- Alcohol
- Drugs
- Friends & Family
Submitted by: Susanne Johnson
January 25th is Tim’s sobriety birthday and in 2016 he proudly celebrated two years of continuous sobriety. This is the longest period of a sober living he has experienced since he started drinking and drugging at about the age of 14. He remembers his first drunk experience very well. He got a case of beer from a neighbor and had all intentions to finish it up. It never crossed his mind to just taste it or have just one, he wanted to finish the whole case and get totally messed up.
As he grew up, he heard and saw all this stories about his grandmother hiding bottles everywhere. Both of his parents drank as well. It did not scare Tim off at all, he was up for his own experiences. (Now, his family lives in the suburbs of Chicago, Illinois, where his grandmother will celebrate over 40 years in sobriety and over 80 years of life.) In childhood, Tim shuttled around in his life between Kentucky and Illinois; he went to three different high schools and had problems trying to fit in. Then he found a group of friends in high school with long hair and concert T-shirts– they were The Stoners. Those were the people who accepted Tim and whom he felt home with and with whom he got a crash course in sex, drugs, and rock n’ roll.
Tim went to treatment a couple times. The first time he was just twenty years old and was given the opportunity as an option by a judge. He did not want to believe that he had an alcohol problem at that young age and continued what he had been doing after he came back home until it caught up with him ten years later again.
He thought only the drugs were his problem. He kicked the drugs in 2006, but kept going back to the alcohol. He spent 30 days in jail and 30 days in treatment with a two-year charge hanging over his head, but even that could not stop him from drinking. “I wanted to get clean and sober, I just never followed through with it,” says Tim, “I never worked the steps or got involved.” He went eight years of his life without a driver’s license, which didn’t stop him from drinking or from driving. The next ten years were dominated by his alcohol abuse. He could not do drugs on his job, as he got tested, so he kept drinking more and more instead. He worked at the shipyard and started to miss work as a result of his drinking habits and could barely keep his job. They have an attendance policy and Tim made sure he was always one day below the maximum missed days.
This job is still with Tim. He has held it longer than any other jobs in his life. After two years of sobriety today and living and learning through a 12-step fellowship, he was just told by his employer that he turned into a reliable employee. Tim is very proud of this development in his life. This is all because he walked through the doors of a 12-step fellowship again two years ago, this time on his own and without being forced.
Because of his previous treatment he knew where to go and what to do. This time he was serious and this time he made it successfully into long-term sobriety. The drugs and the alcohol did quit working. He was sick and tired of being sick and tired. He lost girl friends and marriages along the way. His first wife today laughs with him about it, reminding him how he walked out of the door saying “I just want to smoke a little pot,” walked out,and never, ever came back.
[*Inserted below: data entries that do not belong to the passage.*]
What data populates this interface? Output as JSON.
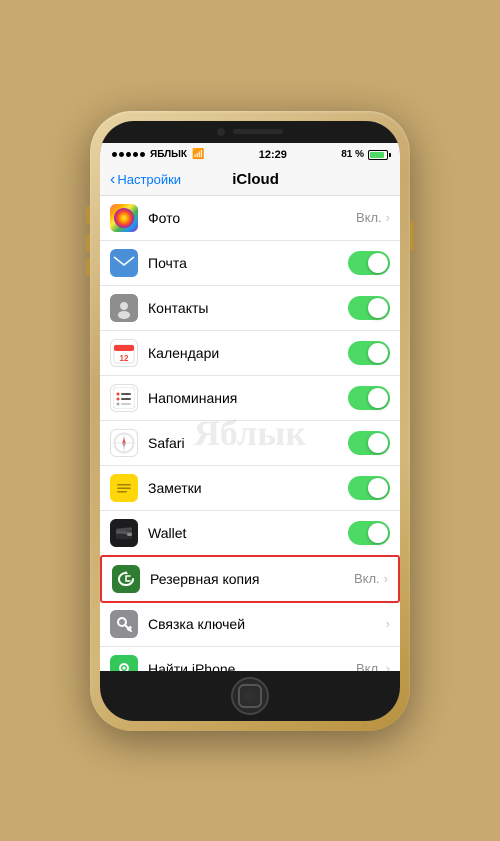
{
  "statusBar": {
    "carrier": "ЯБЛЫК",
    "time": "12:29",
    "battery": "81 %",
    "signal": 5
  },
  "navBar": {
    "backLabel": "Настройки",
    "title": "iCloud"
  },
  "watermark": "Яблык",
  "rows": [
    {
      "id": "photos",
      "label": "Фото",
      "valueText": "Вкл.",
      "hasChevron": true,
      "hasToggle": false,
      "iconType": "photos",
      "highlighted": false
    },
    {
      "id": "mail",
      "label": "Почта",
      "valueText": "",
      "hasChevron": false,
      "hasToggle": true,
      "toggleOn": true,
      "iconType": "mail",
      "highlighted": false
    },
    {
      "id": "contacts",
      "label": "Контакты",
      "valueText": "",
      "hasChevron": false,
      "hasToggle": true,
      "toggleOn": true,
      "iconType": "contacts",
      "highlighted": false
    },
    {
      "id": "calendar",
      "label": "Календари",
      "valueText": "",
      "hasChevron": false,
      "hasToggle": true,
      "toggleOn": true,
      "iconType": "calendar",
      "highlighted": false
    },
    {
      "id": "reminders",
      "label": "Напоминания",
      "valueText": "",
      "hasChevron": false,
      "hasToggle": true,
      "toggleOn": true,
      "iconType": "reminders",
      "highlighted": false
    },
    {
      "id": "safari",
      "label": "Safari",
      "valueText": "",
      "hasChevron": false,
      "hasToggle": true,
      "toggleOn": true,
      "iconType": "safari",
      "highlighted": false
    },
    {
      "id": "notes",
      "label": "Заметки",
      "valueText": "",
      "hasChevron": false,
      "hasToggle": true,
      "toggleOn": true,
      "iconType": "notes",
      "highlighted": false
    },
    {
      "id": "wallet",
      "label": "Wallet",
      "valueText": "",
      "hasChevron": false,
      "hasToggle": true,
      "toggleOn": true,
      "iconType": "wallet",
      "highlighted": false
    },
    {
      "id": "backup",
      "label": "Резервная копия",
      "valueText": "Вкл.",
      "hasChevron": true,
      "hasToggle": false,
      "iconType": "backup",
      "highlighted": true
    },
    {
      "id": "keychain",
      "label": "Связка ключей",
      "valueText": "",
      "hasChevron": true,
      "hasToggle": false,
      "iconType": "keychain",
      "highlighted": false
    },
    {
      "id": "findiphone",
      "label": "Найти iPhone",
      "valueText": "Вкл.",
      "hasChevron": true,
      "hasToggle": false,
      "iconType": "findiphone",
      "highlighted": false
    }
  ]
}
“The first nine months I tried to get the program by osmosis or something. I just sat there in the back, never said a word, didn’t work the program, but at least I came,” states Tim. After those initial nine months, he still had the urge to drink and drug. During that time, a lot of issues came up for him all the time and he decided to change the way he worked the program. The fellowship of the 12-step program and the supportive sober club he frequents became his second home and he usually makes one or two meetings a day.
Now, Tim is 43 and has a sponsor. “I just been doing what I should have been doing all the time,” said Tim. “If I would have just quit the drugs and alcohol, that would have been fine, but it has been so much more. The program and the fellowship have given me much more than this.”